Two of my aunts have asked interesting questions about home education. Thank you! What’s interesting is that they, like most people, are less concerned about the academic aspects of school and more about the social aspects – friendship, developing social skills, fitting in and, as one of my aunts alluded to, the sanity of the parents! There’s less concern about how children will learn to read and write and learn history and science and maths, and so on. I guess it points to the fact that we value school as much for its social as its educational role.

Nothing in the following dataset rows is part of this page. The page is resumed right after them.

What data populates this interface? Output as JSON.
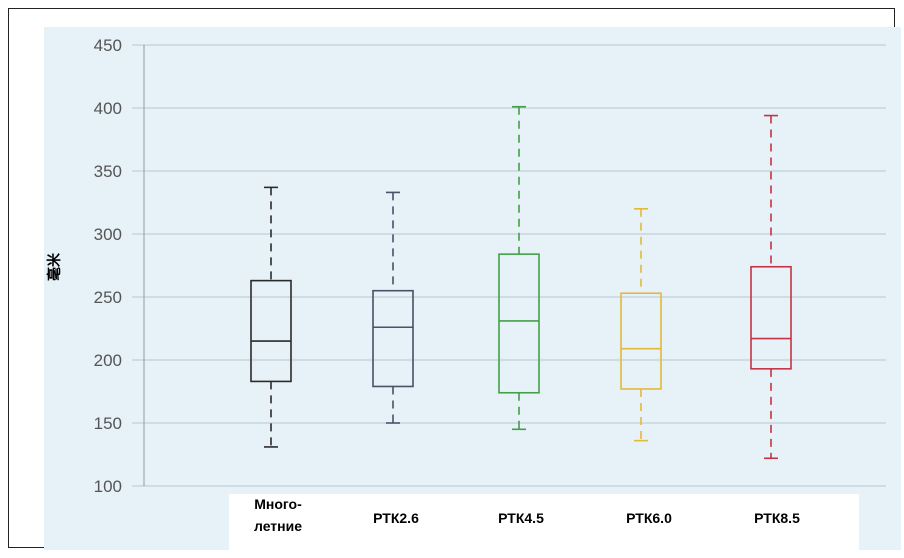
{
  "chart_data": {
    "type": "boxplot",
    "ylabel": "毫米",
    "ylim": [
      100,
      450
    ],
    "yticks": [
      100,
      150,
      200,
      250,
      300,
      350,
      400,
      450
    ],
    "grid": true,
    "categories": [
      "Много-\nлетние",
      "РТК2.6",
      "РТК4.5",
      "РТК6.0",
      "РТК8.5"
    ],
    "category_lines": [
      [
        "Много-",
        "летние"
      ],
      [
        "РТК2.6"
      ],
      [
        "РТК4.5"
      ],
      [
        "РТК6.0"
      ],
      [
        "РТК8.5"
      ]
    ],
    "boxes": [
      {
        "min": 131,
        "q1": 183,
        "median": 215,
        "q3": 263,
        "max": 337,
        "color": "#2b2b2b"
      },
      {
        "min": 150,
        "q1": 179,
        "median": 226,
        "q3": 255,
        "max": 333,
        "color": "#4a5168"
      },
      {
        "min": 145,
        "q1": 174,
        "median": 231,
        "q3": 284,
        "max": 401,
        "color": "#44a048"
      },
      {
        "min": 136,
        "q1": 177,
        "median": 209,
        "q3": 253,
        "max": 320,
        "color": "#e3b93a"
      },
      {
        "min": 122,
        "q1": 193,
        "median": 217,
        "q3": 274,
        "max": 394,
        "color": "#c43444"
      }
    ]
  }
}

I’m not sure I can answer your questions. I’ll take a ‘let’s wait and see’ approach. All I know is that there are plenty of people out there who have been home educated, and they have turned out to be well rounded, socially adept, capable individuals. I suppose one of the misconceptions about ‘home’ education is that it takes place at home. That children sit at home all day, learning at the feet of their parents. Nothing could be further from the truth. Home education is about learning wherever and whenever, on the go, in all sorts of places, in the company of all sorts of people. My kids might end up taking art or dance or music classes, or taking classes to learn languages or other skills, or joining sports clubs. Or they might do none of those things. Right now I’ve no idea what they’ll do. But they will have ample opportunities to meet people, to make friends (whether those people are the same age as them or different ages).
I could recommend some good books to read about the philosophy of home education, but far more fun is Robyn Scott’s memoir of growing up in Botswana, Twenty chickens for a saddle. It’s a great read!